I decided to switch tracks. “Did you go into the bathroom after Rob… Bobbie fell?”

“I stood outside the door. There was water on the floor.”

“Was the faucet running?”

“I don’t know. Why would that matter?”

“What else do you remember from that afternoon?”

“We were having fun. Bobbie was on. You know, cracking jokes, telling stories. Back then, she had an apartment on Crystal Lake. This dentist owned the place, like three apartments right on the water. Bobbie’s faced away from the water, which is why she could afford it at all. The two in the front were weekend rentals all summer. Anyway, she was telling stories about the tourists and how crazy some of them are. And the bugs.”

“The bugs?”

“There’s a lot of bugs out that way. Mosquitos, gnats, moths, fireflies, all that. The tourists would spray themselves with all sorts of chemicals, but Bobbie didn’t care. She just let the bugs bite, you know?”

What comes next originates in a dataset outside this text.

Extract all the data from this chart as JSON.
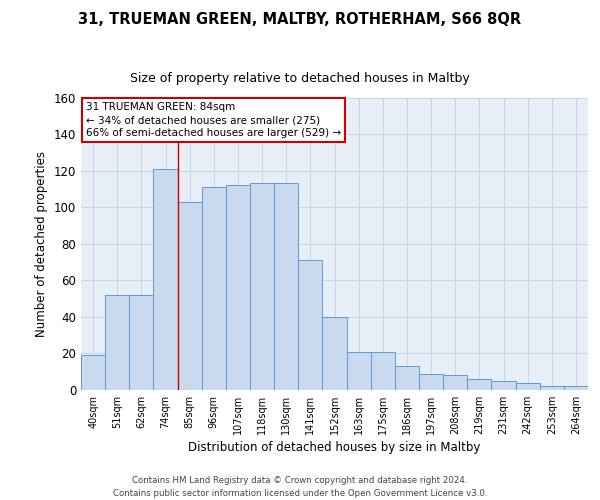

Honestly, one of the best things about winter in Michigan was no bugs.

CHAPTER FIVE

That afternoon, it was snowing when Dorothy showed up to help. After a little bit of a chat about the baby, I got into my car and drove up M-22 to a home just above Masons Bay. Patty Gauthier had a large house on the west side of M-22, which meant that she had a small slip of land right on the water. Her house was two stories with faded wood shingles. There was a two-car garage with an apartment above it. There was so much house, I couldn’t see the water when I pulled the Metro into her paved driveway.

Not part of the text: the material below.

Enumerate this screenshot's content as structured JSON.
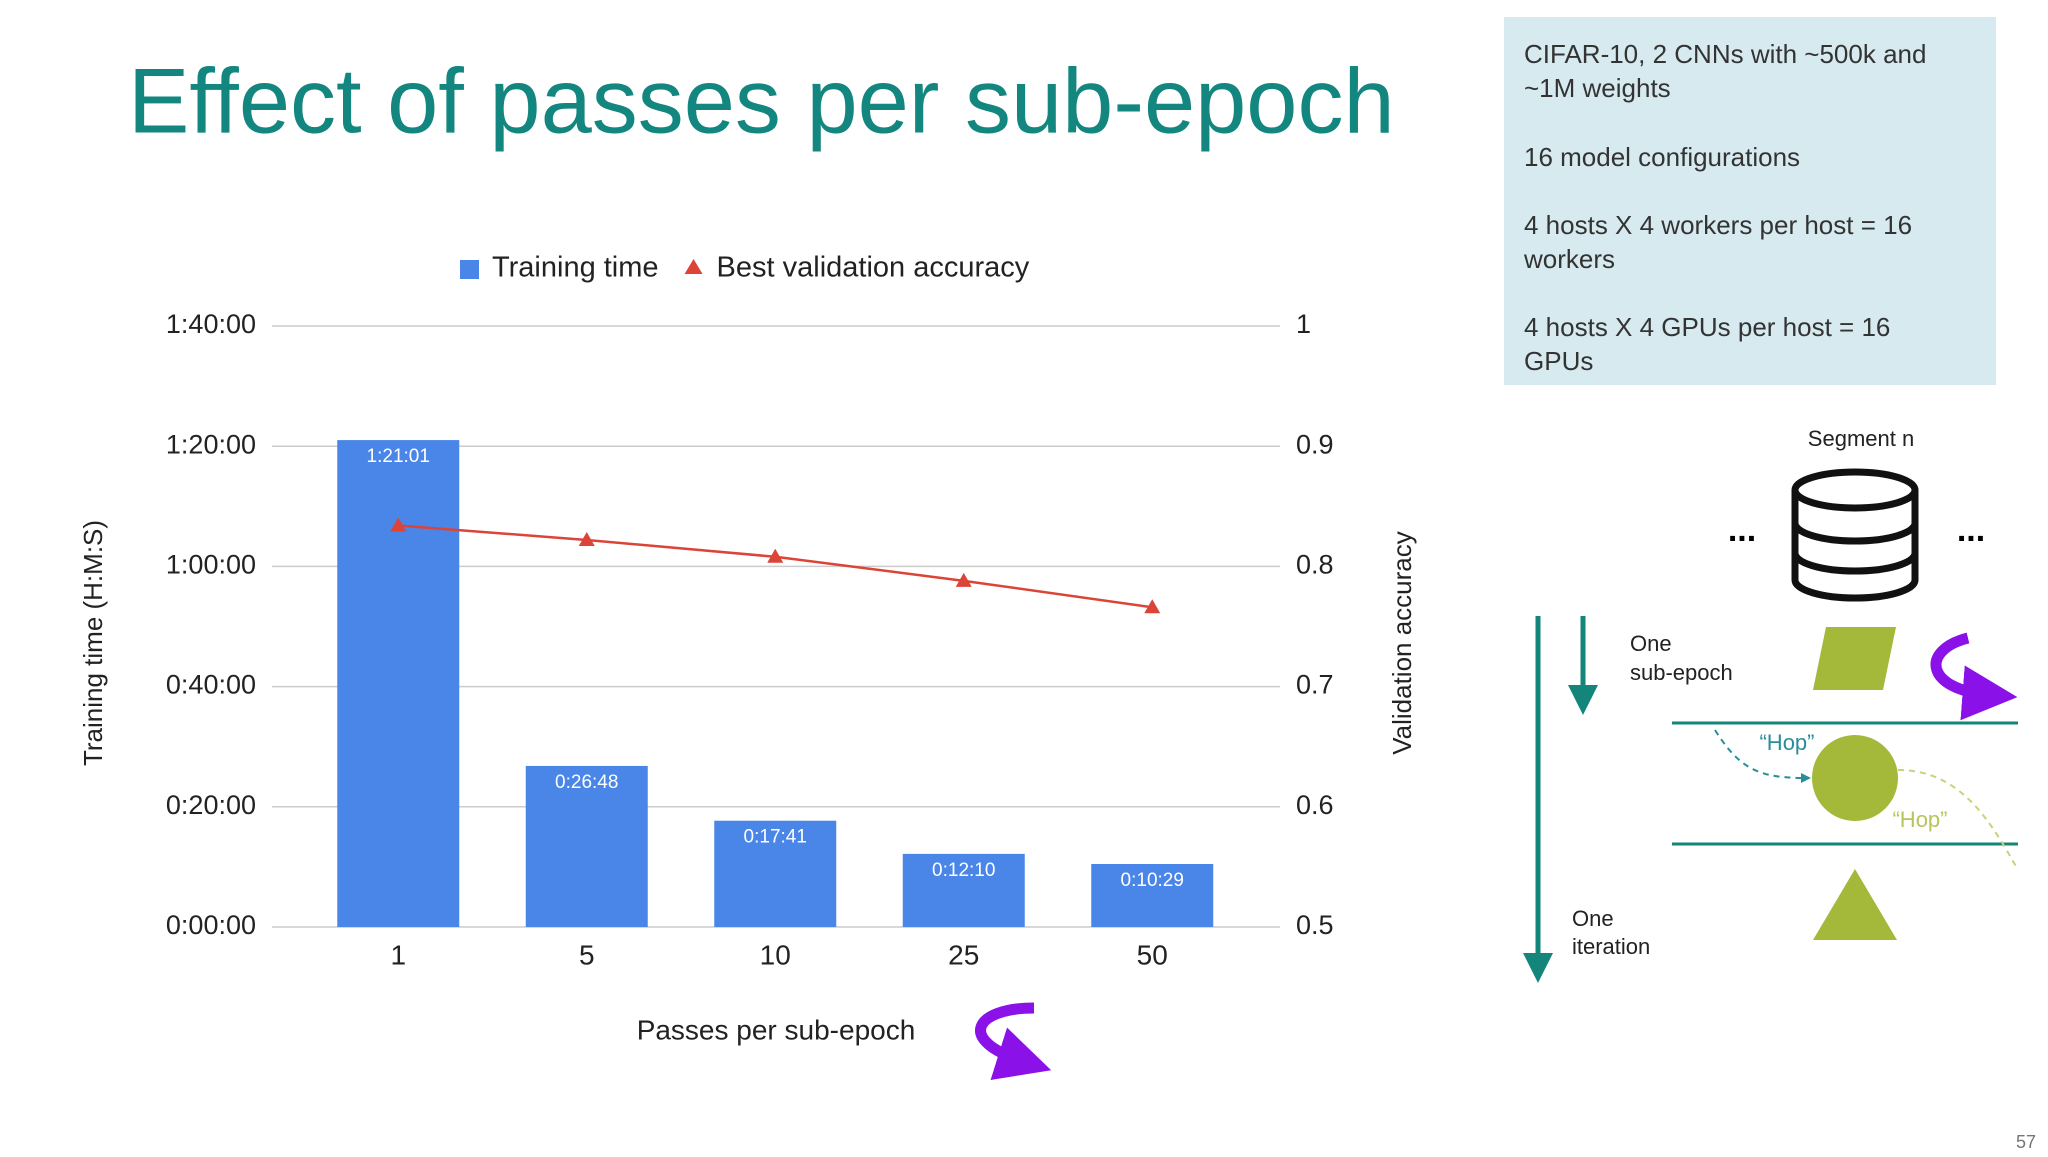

Each side of the driveway had a tall snowbank, and there was a mountain of snow that had been plowed up next to the garage. A woman in her early fifties with a long braid of gray hair flopping around was in front of the garage door using a snow shovel to scrape ice off the black top. She wore a tall pair of UGGS and a coat that looked like it had once been a blanket. Patty Gauthier.

Telling her who I was and what I was doing there earned me an unhappy look.

“I don’t want to talk about Bobbie.”

“Okay, that’s not really going to help her case.”

“Who said I wanted to help her case?”

“Your original statement supported what Patty said. Did she tell you what to say?”

“I plead the fifth.”

“Um, you know it’s just a civil case. Nothing’s going to happen to you if you admit to telling a little white lie.”

I had no idea if that was true, but then I guess she did because she said, “Um. Bill Clinton was impeached for committing perjury in a civil case. So… I plead the fifth.”